Now to raise one moment the question suggested near the opening, Are forms of worship to pass away? The reply to this seems to me perfectly clear. Those forms which sprang out of and are fitted to only lower ideals of worship, ideals which humanity outgrows, these must be left behind, or else they must be transformed, and filled with a new and higher meaning. But forms will always remain. But note one thing: they sometimes say that we Unitarians are too cold, and do not have form enough. You will see that, the higher men rise intellectually, the less there is always of outward expression.

For example, before men were able to speak with any large vocabulary, they eked out their meaning by all kinds of motions and gestures. But the most highly cultivated men to- day, in their conversation, are the ones who get the least excited and have the least recourse to gestures, because they are capable of expressing the highest, finest, and most varied thoughts by the elaborate power of speech which they have developed. And perhaps the highest and finest worship of the world will not be that which has the most elaborate ceremonial and ritual; but it will have adequate and fitting ceremonial and ritual, because it will naturally seek to express in some external way that which it feels.

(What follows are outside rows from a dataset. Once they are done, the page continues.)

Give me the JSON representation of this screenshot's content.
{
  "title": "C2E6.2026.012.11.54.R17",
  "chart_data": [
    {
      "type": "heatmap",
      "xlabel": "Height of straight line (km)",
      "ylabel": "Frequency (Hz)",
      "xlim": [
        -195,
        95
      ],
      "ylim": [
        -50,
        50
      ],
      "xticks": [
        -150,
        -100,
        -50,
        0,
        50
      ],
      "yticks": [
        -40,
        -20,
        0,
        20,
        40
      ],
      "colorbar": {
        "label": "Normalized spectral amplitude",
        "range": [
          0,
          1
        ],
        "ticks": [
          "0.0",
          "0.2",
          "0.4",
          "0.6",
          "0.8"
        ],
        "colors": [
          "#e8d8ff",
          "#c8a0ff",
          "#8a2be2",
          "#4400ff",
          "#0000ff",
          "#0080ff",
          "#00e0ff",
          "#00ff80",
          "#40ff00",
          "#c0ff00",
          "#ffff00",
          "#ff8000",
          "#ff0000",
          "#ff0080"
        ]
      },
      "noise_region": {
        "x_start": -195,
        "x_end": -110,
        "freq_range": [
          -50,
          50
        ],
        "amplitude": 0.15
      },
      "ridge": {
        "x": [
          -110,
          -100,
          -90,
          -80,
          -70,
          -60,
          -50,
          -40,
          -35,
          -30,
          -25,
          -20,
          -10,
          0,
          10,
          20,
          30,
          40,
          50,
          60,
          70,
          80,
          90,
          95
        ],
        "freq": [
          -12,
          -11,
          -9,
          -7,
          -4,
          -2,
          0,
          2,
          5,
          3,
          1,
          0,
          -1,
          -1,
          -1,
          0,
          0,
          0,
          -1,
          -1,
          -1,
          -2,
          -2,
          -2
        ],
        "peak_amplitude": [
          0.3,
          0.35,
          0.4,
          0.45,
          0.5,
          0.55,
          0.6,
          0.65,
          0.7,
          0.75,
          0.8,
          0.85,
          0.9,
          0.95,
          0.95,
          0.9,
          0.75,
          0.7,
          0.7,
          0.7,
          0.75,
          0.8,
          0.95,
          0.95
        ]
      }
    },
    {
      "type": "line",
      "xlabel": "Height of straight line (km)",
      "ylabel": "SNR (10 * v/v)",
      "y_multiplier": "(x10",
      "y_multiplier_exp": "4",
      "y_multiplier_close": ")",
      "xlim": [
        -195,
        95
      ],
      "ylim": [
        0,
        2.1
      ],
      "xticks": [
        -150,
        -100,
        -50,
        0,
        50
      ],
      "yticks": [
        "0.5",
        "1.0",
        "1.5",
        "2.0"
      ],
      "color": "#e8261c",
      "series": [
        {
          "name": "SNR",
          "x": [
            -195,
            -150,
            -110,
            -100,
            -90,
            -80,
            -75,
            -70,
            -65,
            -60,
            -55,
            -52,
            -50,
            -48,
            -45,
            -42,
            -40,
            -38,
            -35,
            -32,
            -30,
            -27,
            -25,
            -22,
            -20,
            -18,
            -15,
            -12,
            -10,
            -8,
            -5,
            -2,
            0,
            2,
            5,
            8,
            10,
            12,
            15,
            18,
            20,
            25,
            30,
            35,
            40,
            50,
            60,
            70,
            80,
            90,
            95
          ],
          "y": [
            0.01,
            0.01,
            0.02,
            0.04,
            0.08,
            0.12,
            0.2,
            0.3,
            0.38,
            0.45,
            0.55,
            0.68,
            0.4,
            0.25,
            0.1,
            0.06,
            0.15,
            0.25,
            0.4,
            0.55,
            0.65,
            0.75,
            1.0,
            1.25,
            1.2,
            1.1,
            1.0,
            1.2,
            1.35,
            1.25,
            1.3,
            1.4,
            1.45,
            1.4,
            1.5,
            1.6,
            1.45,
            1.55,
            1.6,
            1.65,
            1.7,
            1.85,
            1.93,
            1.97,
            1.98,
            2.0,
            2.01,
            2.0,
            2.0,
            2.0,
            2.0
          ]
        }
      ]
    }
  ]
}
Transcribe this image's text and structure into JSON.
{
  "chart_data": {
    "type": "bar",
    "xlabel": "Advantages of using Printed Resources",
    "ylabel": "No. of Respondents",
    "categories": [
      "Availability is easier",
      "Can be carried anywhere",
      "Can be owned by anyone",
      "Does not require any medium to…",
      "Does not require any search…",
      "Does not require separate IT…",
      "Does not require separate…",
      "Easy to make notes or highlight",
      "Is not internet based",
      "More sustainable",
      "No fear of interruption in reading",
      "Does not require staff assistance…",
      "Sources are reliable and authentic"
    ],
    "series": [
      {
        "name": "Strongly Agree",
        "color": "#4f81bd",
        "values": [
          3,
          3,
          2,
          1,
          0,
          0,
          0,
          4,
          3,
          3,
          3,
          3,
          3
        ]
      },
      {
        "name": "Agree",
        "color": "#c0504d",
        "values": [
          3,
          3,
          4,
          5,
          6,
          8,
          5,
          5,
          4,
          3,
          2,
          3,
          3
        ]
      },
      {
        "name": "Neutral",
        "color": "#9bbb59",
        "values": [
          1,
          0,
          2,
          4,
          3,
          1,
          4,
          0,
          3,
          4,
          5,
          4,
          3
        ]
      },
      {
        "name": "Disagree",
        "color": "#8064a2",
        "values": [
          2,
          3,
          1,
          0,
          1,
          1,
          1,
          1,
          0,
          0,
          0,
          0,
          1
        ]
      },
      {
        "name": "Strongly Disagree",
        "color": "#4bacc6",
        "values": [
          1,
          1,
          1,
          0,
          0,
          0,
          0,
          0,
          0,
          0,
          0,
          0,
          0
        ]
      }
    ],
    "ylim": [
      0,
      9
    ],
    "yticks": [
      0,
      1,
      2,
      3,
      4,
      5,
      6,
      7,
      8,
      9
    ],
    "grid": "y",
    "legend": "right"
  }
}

I sometimes wish and perhaps you will pardon me for saying it here and now that we Unitarians were a little less afraid of adequate posture and gesture in our acts of public worship. God is, indeed, everywhere as much as he is here; but this is the place we have specially consecrated to thinking about him and to going through our stated forms of worship. And if, when you enter the house of a friend, you take off your hat, you bow the head, it seems to me it would be especially fitting to do it, when one enters a Christian church. And, in the attitude of prayer, I wish that all might find it in their hearts to sit with bended brow and closed eyes as in the presence of the Supreme, shutting out the common, the outside world, and trying to realize what it means to come consciously to the feet of the eternal One.

I love these simple, fitting, external manifestations of the worshipful spirit; and, if we do not substitute them for the worship, and think we worship when we bend the knee, this appropriate expression of the spirit, or feeling, it seems to ought to help cultivate the feeling and the spirit, and make it easier for us to be conscious of the presence of the Divine.